Ему было совершенно ясно только одно: с белыми ему не по пути. Короче говоря, Богоявленский уже мало чем напоминал прежнего, с которым я впервые познакомился по дневнику, переданному мне Стрельницким.

— В результате беседы с ним, — заявил на допросе Думанский, — у меня создалось впечатление, что он стал не только терпимым, но и лояльным по отношению к Советской власти («Не знаю, от бога ли она, но зато знаю, что ее поддерживает большинство русских»).

Относительно «лояльности» судить не берусь. Но факт остается фактом: в дневнике имелась запись, из которой следовало, что Богоявленский не исключал возможности добровольной передачи коллекции государству. «Приобретенное в России должно навсегда в ней остаться», — писал он.
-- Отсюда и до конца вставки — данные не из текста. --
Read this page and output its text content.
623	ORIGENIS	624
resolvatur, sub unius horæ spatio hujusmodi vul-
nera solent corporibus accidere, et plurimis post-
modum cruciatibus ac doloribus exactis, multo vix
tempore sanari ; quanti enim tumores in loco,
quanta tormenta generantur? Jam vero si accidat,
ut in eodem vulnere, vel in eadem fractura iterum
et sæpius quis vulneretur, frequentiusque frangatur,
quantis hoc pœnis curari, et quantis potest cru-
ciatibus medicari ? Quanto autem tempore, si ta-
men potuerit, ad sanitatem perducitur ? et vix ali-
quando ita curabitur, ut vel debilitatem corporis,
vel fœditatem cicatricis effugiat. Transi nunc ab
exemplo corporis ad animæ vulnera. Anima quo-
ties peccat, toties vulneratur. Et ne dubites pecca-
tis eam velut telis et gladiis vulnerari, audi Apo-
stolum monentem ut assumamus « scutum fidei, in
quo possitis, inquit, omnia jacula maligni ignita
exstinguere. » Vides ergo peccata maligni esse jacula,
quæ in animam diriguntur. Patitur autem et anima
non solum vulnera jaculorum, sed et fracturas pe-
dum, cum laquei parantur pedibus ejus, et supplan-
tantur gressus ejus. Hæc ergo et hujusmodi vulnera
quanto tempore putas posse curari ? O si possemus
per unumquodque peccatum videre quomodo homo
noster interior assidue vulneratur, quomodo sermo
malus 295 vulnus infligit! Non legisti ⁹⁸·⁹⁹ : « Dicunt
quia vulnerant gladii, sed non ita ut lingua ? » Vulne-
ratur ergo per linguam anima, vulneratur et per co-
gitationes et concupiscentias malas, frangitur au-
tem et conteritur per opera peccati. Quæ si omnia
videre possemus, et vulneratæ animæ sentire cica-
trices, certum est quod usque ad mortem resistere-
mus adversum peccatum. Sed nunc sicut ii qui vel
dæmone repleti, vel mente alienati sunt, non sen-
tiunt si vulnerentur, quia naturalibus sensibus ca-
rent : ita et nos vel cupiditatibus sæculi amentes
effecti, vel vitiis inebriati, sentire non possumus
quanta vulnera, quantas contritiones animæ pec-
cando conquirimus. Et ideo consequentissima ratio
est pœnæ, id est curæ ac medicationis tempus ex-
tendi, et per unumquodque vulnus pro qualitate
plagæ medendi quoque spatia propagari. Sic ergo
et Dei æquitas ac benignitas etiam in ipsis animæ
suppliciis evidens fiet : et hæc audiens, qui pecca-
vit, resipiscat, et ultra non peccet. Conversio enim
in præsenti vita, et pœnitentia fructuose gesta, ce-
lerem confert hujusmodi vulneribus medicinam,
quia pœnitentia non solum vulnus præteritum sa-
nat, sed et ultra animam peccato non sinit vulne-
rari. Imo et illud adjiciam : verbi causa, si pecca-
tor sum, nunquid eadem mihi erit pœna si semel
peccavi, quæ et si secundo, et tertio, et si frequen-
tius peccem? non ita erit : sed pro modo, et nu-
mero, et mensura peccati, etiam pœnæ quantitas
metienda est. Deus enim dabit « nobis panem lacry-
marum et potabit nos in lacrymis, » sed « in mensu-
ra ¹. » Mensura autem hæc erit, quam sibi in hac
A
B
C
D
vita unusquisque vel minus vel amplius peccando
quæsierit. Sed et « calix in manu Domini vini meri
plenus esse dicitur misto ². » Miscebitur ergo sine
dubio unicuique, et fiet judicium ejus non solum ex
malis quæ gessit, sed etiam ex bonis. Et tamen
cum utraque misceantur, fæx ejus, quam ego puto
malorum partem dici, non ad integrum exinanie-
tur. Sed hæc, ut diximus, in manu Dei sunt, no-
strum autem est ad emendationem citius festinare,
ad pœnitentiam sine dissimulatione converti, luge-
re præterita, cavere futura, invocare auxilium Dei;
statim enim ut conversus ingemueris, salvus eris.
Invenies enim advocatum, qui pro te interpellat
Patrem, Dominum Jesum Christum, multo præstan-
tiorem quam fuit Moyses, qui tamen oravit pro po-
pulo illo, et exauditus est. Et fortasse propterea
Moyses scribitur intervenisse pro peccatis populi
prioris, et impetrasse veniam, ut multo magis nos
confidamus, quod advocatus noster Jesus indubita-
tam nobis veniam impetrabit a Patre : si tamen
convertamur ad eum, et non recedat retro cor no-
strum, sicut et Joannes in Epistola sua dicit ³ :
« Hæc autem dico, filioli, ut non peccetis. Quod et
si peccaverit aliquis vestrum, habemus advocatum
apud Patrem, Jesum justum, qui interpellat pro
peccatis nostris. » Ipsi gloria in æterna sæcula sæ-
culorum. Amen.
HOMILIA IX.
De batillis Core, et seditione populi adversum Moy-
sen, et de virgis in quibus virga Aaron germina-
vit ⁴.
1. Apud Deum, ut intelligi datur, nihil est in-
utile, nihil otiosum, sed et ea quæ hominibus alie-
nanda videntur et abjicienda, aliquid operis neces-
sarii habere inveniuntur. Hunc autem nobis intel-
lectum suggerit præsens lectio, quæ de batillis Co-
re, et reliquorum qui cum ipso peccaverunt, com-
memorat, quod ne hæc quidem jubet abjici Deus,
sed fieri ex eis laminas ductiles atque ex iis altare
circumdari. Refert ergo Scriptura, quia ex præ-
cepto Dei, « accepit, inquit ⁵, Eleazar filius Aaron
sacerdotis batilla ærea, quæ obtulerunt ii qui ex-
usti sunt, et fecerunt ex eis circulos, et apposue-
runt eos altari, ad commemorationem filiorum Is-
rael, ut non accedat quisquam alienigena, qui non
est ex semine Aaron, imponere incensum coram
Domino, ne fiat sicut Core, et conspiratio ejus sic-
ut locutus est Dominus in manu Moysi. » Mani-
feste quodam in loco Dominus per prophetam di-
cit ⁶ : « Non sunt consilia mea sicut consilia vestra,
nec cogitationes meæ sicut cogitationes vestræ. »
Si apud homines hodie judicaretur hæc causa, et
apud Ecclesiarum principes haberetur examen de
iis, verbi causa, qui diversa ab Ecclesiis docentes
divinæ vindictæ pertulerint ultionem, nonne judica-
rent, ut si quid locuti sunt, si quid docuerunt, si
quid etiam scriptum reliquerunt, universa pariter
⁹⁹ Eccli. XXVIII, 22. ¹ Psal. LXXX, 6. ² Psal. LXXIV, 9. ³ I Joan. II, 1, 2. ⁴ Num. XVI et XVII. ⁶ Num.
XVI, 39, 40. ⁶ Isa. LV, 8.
Картины западных художников и старинные русские иконы представляли слишком большую ценность для того, чтобы Думанский, потерявший почти все свое состояние, мог отказаться от соблазнительной мысли завладеть ими. Однако он не знал, где Богоявленский хранит их. За антикваром была установлена слежка. Но он оказался достаточно осторожным.

Попытка выкрасть у него документы (Думанский был убежден, что в них имеется хотя бы упоминание о месте хранения холстов) тоже кончилась безуспешно. Думанский через Лохтину стал его шантажировать. Но Богоявленский не испугался. Тогда впервые возникла мысль об убийстве.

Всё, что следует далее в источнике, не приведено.